Chamber: Responsible State Budget Should Send Strong Signal to Wall Street

  • When the 2016 session of the Kentucky General Assembly ended April 15, Kentucky Chamber President and CEO Dave Adkisson told members of the media that the session was highly productive for the business community and for the Commonwealth as a whole. 

     

    “The state budget and pension problems dominated the session,” said Adkisson, “and we at the Kentucky Chamber, think Frankfort made major strides in getting the state’s house in order. With more than a billion additional dollars committed to pensions, Frankfort sent a strong signal to Wall Street that Kentucky is stepping up to its obligations to public employees and retirees.”

     

    The budget, passed in the final hours of the session, included more than $1 billion in funding for the state’s pension system, includes criteria for performance-based funding for higher education, a $100 million bond for workforce development, no cuts to K-12 education, and 4.5% cuts to higher education. 

     

    In addition to funding the state pension system, the legislative session also saw the passage of several Chamber-supported pieces of legislation including the authorization of public-private partnerships, legislation that will expunge some non-violent Class D felonies, which could provide work opportunities for thousands of individuals who are currently limited by a single past mistake, and the modernization of Kentucky’s alcohol laws.
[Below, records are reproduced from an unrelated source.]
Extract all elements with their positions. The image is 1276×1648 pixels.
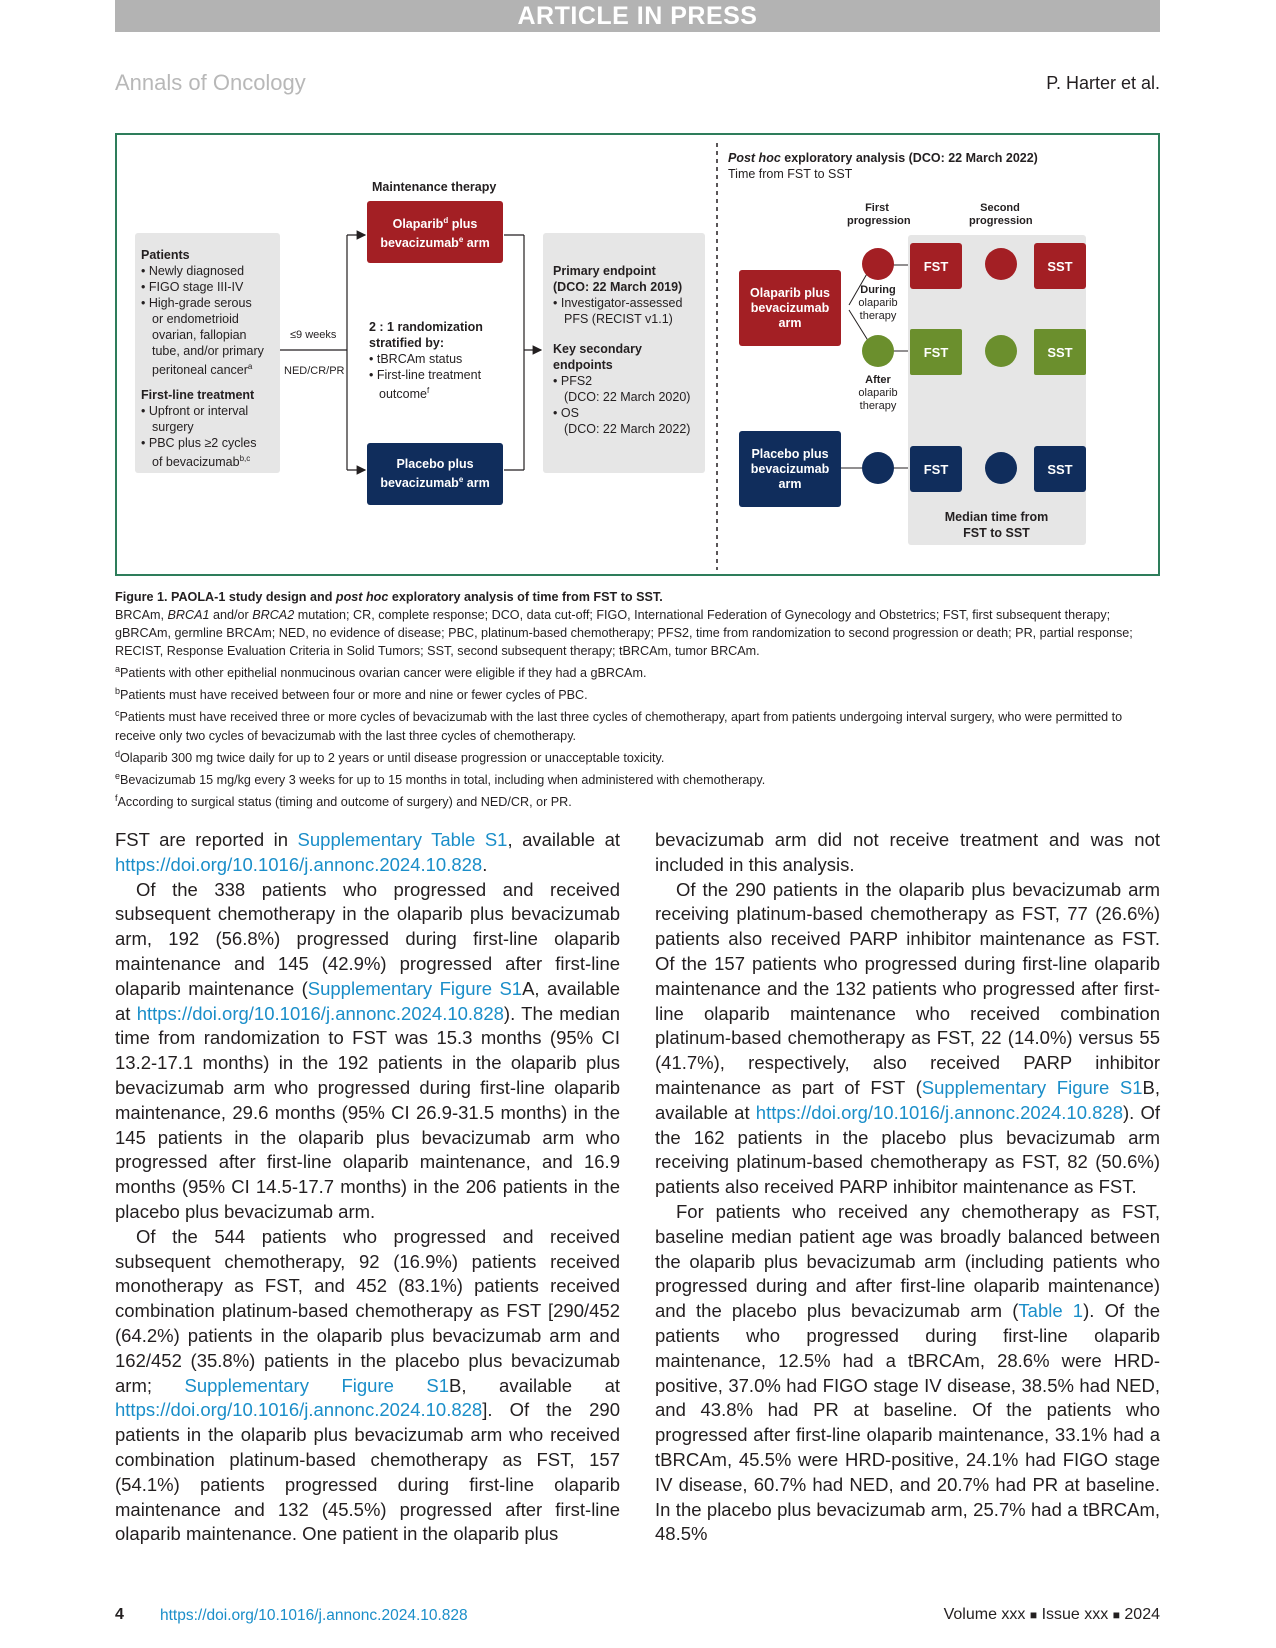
patients-item: • FIGO stage III-IV — [141, 280, 244, 294]
running-authors: P. Harter et al. — [1046, 73, 1160, 93]
randomization-item: outcome$^f$ — [379, 386, 430, 402]
figure-caption — [115, 588, 1160, 811]
second-progression-after-marker — [985, 335, 1017, 367]
paragraph: bevacizumab arm did not receive treatment and was not included in this analysis. — [655, 829, 1160, 875]
caption-footnote-a: $^a$Patients with other epithelial nonmucinous ovarian cancer were eligible if they had a gBRCAm. — [115, 664, 647, 681]
secondary-endpoint-item: • OS — [553, 406, 579, 420]
patients-item: ovarian, fallopian — [152, 328, 247, 342]
randomization-subtitle: stratified by: — [369, 336, 445, 350]
sst-box-during: SST — [1034, 243, 1086, 289]
sst-box-placebo: SST — [1034, 446, 1086, 492]
firstline-item: surgery — [152, 420, 194, 434]
randomization-title: 2 : 1 randomization — [369, 320, 483, 334]
during-olaparib-label: During olaparib therapy — [858, 284, 898, 322]
patients-item: peritoneal cancer$^a$ — [152, 362, 253, 378]
first-progression-after-marker — [862, 335, 894, 367]
body-left-column — [115, 828, 620, 1547]
primary-endpoint-item: • Investigator-assessed — [553, 296, 683, 310]
secondary-endpoints-title: endpoints — [553, 358, 613, 372]
first-progression-during-marker — [862, 248, 894, 280]
fst-box-placebo: FST — [910, 446, 962, 492]
paragraph: Of the 338 patients who progressed and received subsequent chemotherapy in the olaparib plus bevacizumab arm, 192 (56.8%) progressed during first-line olaparib maintenance and 145 (42.9%) progressed after first-line olaparib maintenance (Supplementary Figure S1A, available at https://doi.org/10.1016/j.annonc.2024.10.828). The median time from randomization to FST was 15.3 months (95% CI 13.2-17.1 months) in the 192 patients in the olaparib plus bevacizumab arm who progressed during first-line olaparib maintenance, 29.6 months (95% CI 26.9-31.5 months) in the 145 patients in the olaparib plus bevacizumab arm who progressed after first-line olaparib maintenance, and 16.9 months (95% CI 14.5-17.7 months) in the 206 patients in the placebo plus bevacizumab arm. — [115, 878, 620, 1222]
firstline-title: First-line treatment — [141, 388, 255, 402]
patients-item: tube, and/or primary — [152, 344, 264, 358]
journal-name: Annals of Oncology — [115, 70, 306, 95]
posthoc-subtitle: Time from FST to SST — [728, 167, 853, 181]
firstline-item: • PBC plus ≥2 cycles — [141, 436, 257, 450]
caption-footnote-d: $^d$Olaparib 300 mg twice daily for up to 2 years or until disease progression or unacceptable toxicity. — [115, 748, 665, 765]
body-right-column — [655, 828, 1160, 1547]
olaparib-arm-right-box: Olaparib plus bevacizumab arm — [739, 270, 841, 346]
after-olaparib-label: After olaparib therapy — [858, 374, 898, 412]
article-in-press-banner: ARTICLE IN PRESS — [115, 0, 1160, 32]
paragraph: Of the 544 patients who progressed and received subsequent chemotherapy, 92 (16.9%) patients received monotherapy as FST, and 452 (83.1%) patients received combination platinum-based chemotherapy as FST [290/452 (64.2%) patients in the olaparib plus bevacizumab arm and 162/452 (35.8%) patients in the placebo plus bevacizumab arm; Supplementary Figure S1B, available at https://doi.org/10.1016/j.annonc.2024.10.828]. Of the 290 patients in the olaparib plus bevacizumab arm who received combination platinum-based chemotherapy as FST, 157 (54.1%) patients progressed during first-line olaparib maintenance and 132 (45.5%) progressed after first-line olaparib maintenance. One patient in the olaparib plus — [115, 1225, 621, 1545]
caption-footnote-c: $^c$Patients must have received three or more cycles of bevacizumab with the last three cycles of chemotherapy, apart from patients undergoing interval surgery, who were permitted to receive only two cycles of bevacizumab with the last three cycles of chemotherapy. — [115, 708, 1123, 743]
caption-footnote-e: $^e$Bevacizumab 15 mg/kg every 3 weeks for up to 15 months in total, including when administered with chemotherapy. — [115, 770, 766, 787]
median-time-label: Median time from FST to SST — [944, 510, 1049, 540]
patients-title: Patients — [141, 248, 190, 262]
doi-link[interactable]: https://doi.org/10.1016/j.annonc.2024.10.828 — [755, 1101, 1123, 1123]
page-number: 4 — [115, 1606, 124, 1623]
second-progression-label: Second progression — [969, 202, 1033, 227]
doi-link[interactable]: https://doi.org/10.1016/j.annonc.2024.10.828 — [115, 853, 483, 875]
fst-box-during: FST — [910, 243, 962, 289]
patients-item: • Newly diagnosed — [141, 264, 245, 278]
caption-abbreviations: BRCAm, BRCA1 and/or BRCA2 mutation; CR, complete response; DCO, data cut-off; FIGO, International Federation of Gynecology and Obstetrics; FST, first subsequent therapy; gBRCAm, germline BRCAm; NED, no evidence of disease; PBC, platinum-based chemotherapy; PFS2, time from randomization to second progression or death; PR, partial response; RECIST, Response Evaluation Criteria in Solid Tumors; SST, second subsequent therapy; tBRCAm, tumor BRCAm. — [115, 608, 1133, 658]
paragraph: FST are reported in Supplementary Table S1, available at https://doi.org/10.1016/j.annonc.2024.10.828. — [115, 829, 620, 875]
firstline-item: of bevacizumab$^{b,c}$ — [152, 454, 251, 470]
secondary-endpoints-title: Key secondary — [553, 342, 642, 356]
firstline-item: • Upfront or interval — [141, 404, 249, 418]
second-progression-during-marker — [985, 248, 1017, 280]
paragraph: For patients who received any chemotherapy as FST, baseline median patient age was broadly balanced between the olaparib plus bevacizumab arm (including patients who progressed during and after first-line olaparib maintenance) and the placebo plus bevacizumab arm (Table 1). Of the patients who progressed during first-line olaparib maintenance, 12.5% had a tBRCAm, 28.6% were HRD-positive, 37.0% had FIGO stage IV disease, 38.5% had NED, and 43.8% had PR at baseline. Of the patients who progressed after first-line olaparib maintenance, 33.1% had a tBRCAm, 45.5% were HRD-positive, 24.1% had FIGO stage IV disease, 60.7% had NED, and 20.7% had PR at baseline. In the placebo plus bevacizumab arm, 25.7% had a tBRCAm, 48.5% — [655, 1200, 1161, 1545]
caption-title: Figure 1. PAOLA-1 study design and post hoc exploratory analysis of time from FST to SST. — [115, 590, 663, 604]
secondary-endpoint-item: (DCO: 22 March 2020) — [564, 390, 691, 404]
supplementary-table-link[interactable]: Supplementary Table S1 — [297, 829, 508, 850]
secondary-endpoint-item: (DCO: 22 March 2022) — [564, 422, 691, 436]
supplementary-figure-link[interactable]: Supplementary Figure S1 — [307, 977, 523, 999]
placebo-arm-right-box: Placebo plus bevacizumab arm — [739, 431, 841, 507]
table-link[interactable]: Table 1 — [1018, 1300, 1084, 1322]
paragraph: Of the 290 patients in the olaparib plus bevacizumab arm receiving platinum-based chemotherapy as FST, 77 (26.6%) patients also received PARP inhibitor maintenance as FST. Of the 157 patients who progressed during first-line olaparib maintenance and the 132 patients who progressed after first-line olaparib maintenance who received combination platinum-based chemotherapy as FST, 22 (14.0%) versus 55 (41.7%), respectively, also received PARP inhibitor maintenance as part of FST (Supplementary Figure S1B, available at https://doi.org/10.1016/j.annonc.2024.10.828). Of the 162 patients in the placebo plus bevacizumab arm receiving platinum-based chemotherapy as FST, 82 (50.6%) patients also received PARP inhibitor maintenance as FST. — [655, 878, 1160, 1198]
patients-item: • High-grade serous — [141, 296, 252, 310]
primary-endpoint-dco: (DCO: 22 March 2019) — [553, 280, 683, 294]
maintenance-label: Maintenance therapy — [372, 180, 497, 194]
patients-item: or endometrioid — [152, 312, 239, 326]
olaparib-arm-box: Olaparib$^d$ plus bevacizumab$^e$ arm — [367, 201, 503, 263]
caption-footnote-f: $^f$According to surgical status (timing and outcome of surgery) and NED/CR, or PR. — [115, 792, 572, 810]
posthoc-title: Post hoc exploratory analysis (DCO: 22 March 2022) — [728, 151, 1038, 165]
randomization-item: • tBRCAm status — [369, 352, 463, 366]
ned-cr-pr-label: NED/CR/PR — [284, 365, 345, 377]
weeks-label: ≤9 weeks — [290, 329, 337, 341]
figure-1 — [115, 133, 1160, 576]
supplementary-figure-link[interactable]: Supplementary Figure S1 — [184, 1374, 450, 1396]
first-progression-placebo-marker — [862, 452, 894, 484]
caption-footnote-b: $^b$Patients must have received between four or more and nine or fewer cycles of PBC. — [115, 686, 588, 703]
footer-volume-issue: Volume xxx ■ Issue xxx ■ 2024 — [943, 1606, 1160, 1623]
fst-box-after: FST — [910, 329, 962, 375]
secondary-endpoint-item: • PFS2 — [553, 374, 593, 388]
placebo-arm-box: Placebo plus bevacizumab$^e$ arm — [367, 443, 503, 505]
footer-doi-link[interactable]: https://doi.org/10.1016/j.annonc.2024.10.828 — [160, 1607, 468, 1624]
supplementary-figure-link[interactable]: Supplementary Figure S1 — [921, 1076, 1143, 1098]
primary-endpoint-title: Primary endpoint — [553, 264, 656, 278]
sst-box-after: SST — [1034, 329, 1086, 375]
randomization-item: • First-line treatment — [369, 368, 482, 382]
primary-endpoint-item: PFS (RECIST v1.1) — [564, 312, 673, 326]
doi-link[interactable]: https://doi.org/10.1016/j.annonc.2024.10.828 — [115, 1399, 483, 1421]
second-progression-placebo-marker — [985, 452, 1017, 484]
doi-link[interactable]: https://doi.org/10.1016/j.annonc.2024.10.828 — [136, 1002, 504, 1024]
first-progression-label: First progression — [847, 202, 911, 227]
    Public-Private Partnerships

    One of the Chamber’s top priorities, House Bill 309, which authorizes public-private partnerships (P3), was successfully signed into law this session after being vetoed by Gov. Beshear two years ago and dying in the Senate last year.  The Chamber began advocating for P3 legislation after its publication of “Private Solutions to Public Problems” in 2013.

     

    “With the passage of House Bill 309, the legislature sent a strong signal to Kentucky’s business community, local governments, contractors and workforce that Kentucky is open for business and serious about forging ahead to provide needed infrastructure and services in an innovative fashion,” said Adkisson.

     

    Warren Rogers, president of W. Rogers Company, applauded the Chamber for its leadership in getting HB 309 passed. 

     

    “Without the clout and the experience of the Chamber, even a common sense bill like P3, could not get passed through such a divided legislature,” said Rogers. “Their experience and leadership made the difference.  Now Kentucky has the most comprehensive P3 infrastructure financing statute in the country.”

    Felony Expungement

    The Kentucky Chamber of Commerce Board of Directors voted in November to help address Kentucky’s qualified workforce shortage by for the first time supporting legislation that will expunge some non-violent Class D felonies, which could provide work opportunities for thousands of individuals who are currently limited by a single past mistake. Such a bill had been introduced in the Kentucky legislature for many years and would pass the House but had never received a hearing in the Senate. 

     

    The version of House Bill 40 that passed both legislative chambers and was signed into law by the governor requires a judge to vacate the felony before having it expunged, contains a five-year waiting period and limits the number of felonies that would be applicable for expungement.

     

    Upon the bill’s passage, bill sponsor Rep. Darryl Owens thanked the Kentucky Chamber for our support of the legislation.

     

    “Having the Kentucky Chamber of Commerce’s endorsement was truly the turning point on the road to success, and convincing the Chamber’s Board and members that House Bill 40 is a workforce issue was the crucial first step in capturing the Senate’s ultimate approval,” said Owens.

     

    “Scores of Kentuckians will experience life-changing opportunities once their record is expunged and, in turn, our Commonwealth will be a more compassionate and economically viable place to live.”

    Hospitality Modernization

    Omnibus alcohol legislation (SB 11) was also passed in the House and Senate, assisting Kentucky distillers, wineries and brewers, among others, by modernizing alcohol laws thereby putting distillers on equal footing with wineries and brewers in the Commonwealth.

     

    “The Kentucky Distillers Association and its member distilleries have been working the last two years to modernize Kentucky’s archaic alcohol laws, particularly regarding our Kentucky Bourbon Trail® tours, to leverage the Bourbon boom,” said KDA President Eric Gregory. “The Chamber has been a tireless partner in this effort and we greatly appreciate their unwavering support. Senate Bill 11 is landmark legislation and a giant step out of Prohibition-era policies that will create jobs, spur investment and level the playing field with beer and wine. We applaud and thank the Chamber for its terrific work and partnership in elevating our signature spirit.”